Framework: augment $x$ twice, encode with shared $f_\theta$, project with small MLP $g$, apply NT-Xent. Projection head is discarded after pretraining; representations from $f_\theta$ are used for downstream tasks.

Key findings:

Strong augmentations (random crop, color jitter, Gaussian blur) are critical.
Larger batch sizes and longer training improve quality.
Nonlinear projection head significantly boosts representation quality.

MoCo (Momentum Contrast)

Maintains a queue of negative keys from past batches, decoupling batch size from number of negatives. Key encoder updated as exponential moving average (EMA) of query encoder:

\[\theta_k \leftarrow m \theta_k + (1 - m) \theta_q\]

Allows large effective number of negatives without huge batch sizes.

BYOL

Bootstrap Your Own Latent. Eliminates explicit negatives. Two networks: online ($\theta$) and target ($\xi$, EMA of $\theta$). Online predicts target representation:

\[\mathcal{L} = 2 - 2 \cdot \frac{\langle q_\theta(z_\theta), z_\xi \rangle}{\|q_\theta(z_\theta)\| \cdot \|z_\xi\|}\]

Avoids collapse via the asymmetric architecture and stop-gradient on the target.

SimSiam

Similar to BYOL without EMA. Stop-gradient on one branch is the key to avoiding collapse.
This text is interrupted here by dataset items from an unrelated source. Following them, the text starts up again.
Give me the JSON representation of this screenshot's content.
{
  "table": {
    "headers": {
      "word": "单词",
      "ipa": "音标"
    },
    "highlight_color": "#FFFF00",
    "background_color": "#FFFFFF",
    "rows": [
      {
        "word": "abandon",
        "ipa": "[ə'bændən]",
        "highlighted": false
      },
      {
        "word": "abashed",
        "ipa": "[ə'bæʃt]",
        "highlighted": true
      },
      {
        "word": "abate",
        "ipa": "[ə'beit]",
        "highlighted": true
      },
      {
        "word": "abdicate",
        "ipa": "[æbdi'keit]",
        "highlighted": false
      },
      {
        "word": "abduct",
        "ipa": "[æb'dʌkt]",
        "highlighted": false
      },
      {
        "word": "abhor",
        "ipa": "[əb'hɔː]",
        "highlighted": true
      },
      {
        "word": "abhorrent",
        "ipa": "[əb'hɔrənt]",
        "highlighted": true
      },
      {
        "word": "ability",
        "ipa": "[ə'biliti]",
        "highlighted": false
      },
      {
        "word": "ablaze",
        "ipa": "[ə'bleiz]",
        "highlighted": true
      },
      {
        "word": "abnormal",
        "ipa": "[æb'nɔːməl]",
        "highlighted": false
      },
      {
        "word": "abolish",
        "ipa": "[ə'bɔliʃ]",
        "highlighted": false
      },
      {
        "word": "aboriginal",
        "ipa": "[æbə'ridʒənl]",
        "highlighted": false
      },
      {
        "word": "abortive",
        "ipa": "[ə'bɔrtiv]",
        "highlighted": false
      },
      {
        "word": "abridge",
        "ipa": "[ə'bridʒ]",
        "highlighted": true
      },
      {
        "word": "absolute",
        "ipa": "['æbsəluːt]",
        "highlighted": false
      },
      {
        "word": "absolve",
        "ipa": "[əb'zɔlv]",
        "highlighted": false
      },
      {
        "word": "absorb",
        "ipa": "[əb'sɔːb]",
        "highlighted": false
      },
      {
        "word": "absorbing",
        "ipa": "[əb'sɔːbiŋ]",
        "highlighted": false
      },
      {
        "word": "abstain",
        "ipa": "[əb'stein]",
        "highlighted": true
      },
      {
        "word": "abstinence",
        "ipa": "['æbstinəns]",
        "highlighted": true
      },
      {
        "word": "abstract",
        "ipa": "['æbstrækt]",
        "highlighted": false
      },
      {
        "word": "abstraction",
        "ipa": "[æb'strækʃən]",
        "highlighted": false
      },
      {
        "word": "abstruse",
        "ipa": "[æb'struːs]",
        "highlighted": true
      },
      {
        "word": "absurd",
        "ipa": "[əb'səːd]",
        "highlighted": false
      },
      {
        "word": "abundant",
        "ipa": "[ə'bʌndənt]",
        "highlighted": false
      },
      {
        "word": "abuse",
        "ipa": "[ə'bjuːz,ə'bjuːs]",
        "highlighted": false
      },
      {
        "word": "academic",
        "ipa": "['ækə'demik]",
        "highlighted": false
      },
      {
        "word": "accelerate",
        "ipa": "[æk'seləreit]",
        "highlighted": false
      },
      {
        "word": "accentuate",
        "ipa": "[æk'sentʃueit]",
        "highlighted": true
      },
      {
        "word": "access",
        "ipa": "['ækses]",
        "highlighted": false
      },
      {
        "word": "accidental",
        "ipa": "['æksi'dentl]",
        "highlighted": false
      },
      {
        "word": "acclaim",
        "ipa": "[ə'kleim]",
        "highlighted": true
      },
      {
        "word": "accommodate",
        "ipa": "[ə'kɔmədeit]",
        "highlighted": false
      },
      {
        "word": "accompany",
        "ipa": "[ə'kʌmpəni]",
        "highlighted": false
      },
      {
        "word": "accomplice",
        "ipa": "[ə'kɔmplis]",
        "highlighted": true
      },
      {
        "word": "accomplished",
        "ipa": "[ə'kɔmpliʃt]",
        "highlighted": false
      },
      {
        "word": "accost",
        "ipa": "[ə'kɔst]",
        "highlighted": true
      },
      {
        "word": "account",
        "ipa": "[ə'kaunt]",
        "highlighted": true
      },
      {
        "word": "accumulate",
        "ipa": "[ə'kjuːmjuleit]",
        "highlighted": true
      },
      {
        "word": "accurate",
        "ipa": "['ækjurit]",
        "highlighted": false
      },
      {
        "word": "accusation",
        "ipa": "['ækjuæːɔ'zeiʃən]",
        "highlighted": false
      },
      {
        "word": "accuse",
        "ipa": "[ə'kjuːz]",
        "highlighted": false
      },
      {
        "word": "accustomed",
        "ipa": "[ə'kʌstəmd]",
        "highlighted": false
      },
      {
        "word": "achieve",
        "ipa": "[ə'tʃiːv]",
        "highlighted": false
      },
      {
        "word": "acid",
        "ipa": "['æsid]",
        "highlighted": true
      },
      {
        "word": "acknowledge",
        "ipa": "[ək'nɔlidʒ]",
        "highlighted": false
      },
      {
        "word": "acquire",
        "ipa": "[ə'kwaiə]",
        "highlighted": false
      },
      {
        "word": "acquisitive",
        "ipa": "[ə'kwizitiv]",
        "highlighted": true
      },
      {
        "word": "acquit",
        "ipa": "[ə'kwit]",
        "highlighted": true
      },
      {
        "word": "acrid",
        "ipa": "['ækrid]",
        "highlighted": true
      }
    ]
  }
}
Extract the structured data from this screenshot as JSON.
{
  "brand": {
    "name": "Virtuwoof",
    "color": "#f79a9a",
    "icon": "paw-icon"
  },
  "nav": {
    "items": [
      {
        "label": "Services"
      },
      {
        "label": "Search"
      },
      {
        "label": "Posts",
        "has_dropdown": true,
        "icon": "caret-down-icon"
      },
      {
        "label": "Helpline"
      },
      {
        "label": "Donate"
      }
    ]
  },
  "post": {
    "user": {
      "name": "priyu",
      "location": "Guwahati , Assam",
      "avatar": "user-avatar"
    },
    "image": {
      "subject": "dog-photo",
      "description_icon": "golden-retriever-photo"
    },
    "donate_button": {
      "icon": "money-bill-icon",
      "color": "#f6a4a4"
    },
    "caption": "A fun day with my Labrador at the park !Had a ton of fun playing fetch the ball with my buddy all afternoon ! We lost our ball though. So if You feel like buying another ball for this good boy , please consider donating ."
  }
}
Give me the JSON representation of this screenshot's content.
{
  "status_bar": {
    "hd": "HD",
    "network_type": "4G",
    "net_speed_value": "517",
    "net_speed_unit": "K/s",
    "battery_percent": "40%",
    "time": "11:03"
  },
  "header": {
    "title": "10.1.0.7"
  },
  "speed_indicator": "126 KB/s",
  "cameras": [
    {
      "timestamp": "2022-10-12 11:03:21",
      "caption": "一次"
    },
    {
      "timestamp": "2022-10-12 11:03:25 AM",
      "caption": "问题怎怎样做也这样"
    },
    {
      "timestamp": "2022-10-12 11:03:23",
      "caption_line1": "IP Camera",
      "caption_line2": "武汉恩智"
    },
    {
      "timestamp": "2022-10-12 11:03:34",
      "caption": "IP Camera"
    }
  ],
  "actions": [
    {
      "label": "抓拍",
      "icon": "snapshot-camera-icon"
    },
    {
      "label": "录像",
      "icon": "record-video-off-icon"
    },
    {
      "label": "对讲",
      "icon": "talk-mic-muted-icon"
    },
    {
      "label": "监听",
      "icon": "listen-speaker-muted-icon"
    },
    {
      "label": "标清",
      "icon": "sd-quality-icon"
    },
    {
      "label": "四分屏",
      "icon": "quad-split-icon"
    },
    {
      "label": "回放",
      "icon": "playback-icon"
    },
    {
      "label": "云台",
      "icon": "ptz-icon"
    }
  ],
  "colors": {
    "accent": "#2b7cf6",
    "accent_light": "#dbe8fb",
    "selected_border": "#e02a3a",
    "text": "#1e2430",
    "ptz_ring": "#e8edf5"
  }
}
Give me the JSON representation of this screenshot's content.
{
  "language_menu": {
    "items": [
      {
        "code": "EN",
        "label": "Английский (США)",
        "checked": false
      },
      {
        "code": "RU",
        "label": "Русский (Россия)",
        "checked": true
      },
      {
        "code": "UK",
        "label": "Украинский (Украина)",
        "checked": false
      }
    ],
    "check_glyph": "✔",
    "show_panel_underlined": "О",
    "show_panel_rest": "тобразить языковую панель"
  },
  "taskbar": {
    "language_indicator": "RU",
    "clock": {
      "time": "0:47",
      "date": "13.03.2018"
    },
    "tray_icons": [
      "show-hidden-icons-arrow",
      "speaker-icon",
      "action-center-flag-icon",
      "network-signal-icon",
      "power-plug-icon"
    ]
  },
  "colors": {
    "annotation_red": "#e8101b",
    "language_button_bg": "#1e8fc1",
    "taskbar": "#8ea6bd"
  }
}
Simple and effective: no large batches, no negatives, no momentum encoder.

Masked Autoencoding

Masked Autoencoders (MAE)

For images: mask a large fraction ($\sim 75\%$) of patches, encode only visible patches with a ViT, decode to reconstruct masked patches.

\[\mathcal{L} = \frac{1}{|\mathcal{M}|} \sum_{p \in \mathcal{M}} \|x_p - \hat{x}_p\|^2\]

High masking ratio forces the encoder to learn semantic representations rather than interpolating local statistics.

Comparison of Approaches

Method	Negatives	Momentum Encoder	Projection Head	Key Idea
SimCLR	Large batch	No	MLP	NT-Xent with strong augmentations
MoCo	Queue	Yes	MLP	Decoupled negatives via memory bank
BYOL	No	Yes (EMA)	Predictor	Asymmetric network prevents collapse
SimSiam	No	No	Predictor	Stop-gradient avoids collapse
MAE	No	No	Decoder	Reconstruction of masked patches

Evaluation Protocol

Linear evaluation: freeze pretrained encoder; train a linear classifier on top. Measures representation quality independent of fine-tuning.

Fine-tuning: update all parameters. Measures transfer performance; typically higher than linear evaluation.

Few-shot: fine-tune with very few labeled examples per class. Tests sample efficiency.

Key Augmentations for Visual SSL

Augmentation	Role
Random crop + resize	Invariance to scale and location
Color jitter	Invariance to color and brightness
Gaussian blur	Invariance to sharpness
Grayscale	Removes color-based shortcuts
Horizontal flip	Invariance to orientation

Augmentation strength must be calibrated: too weak and the task is trivial; too strong and positives become semantically different.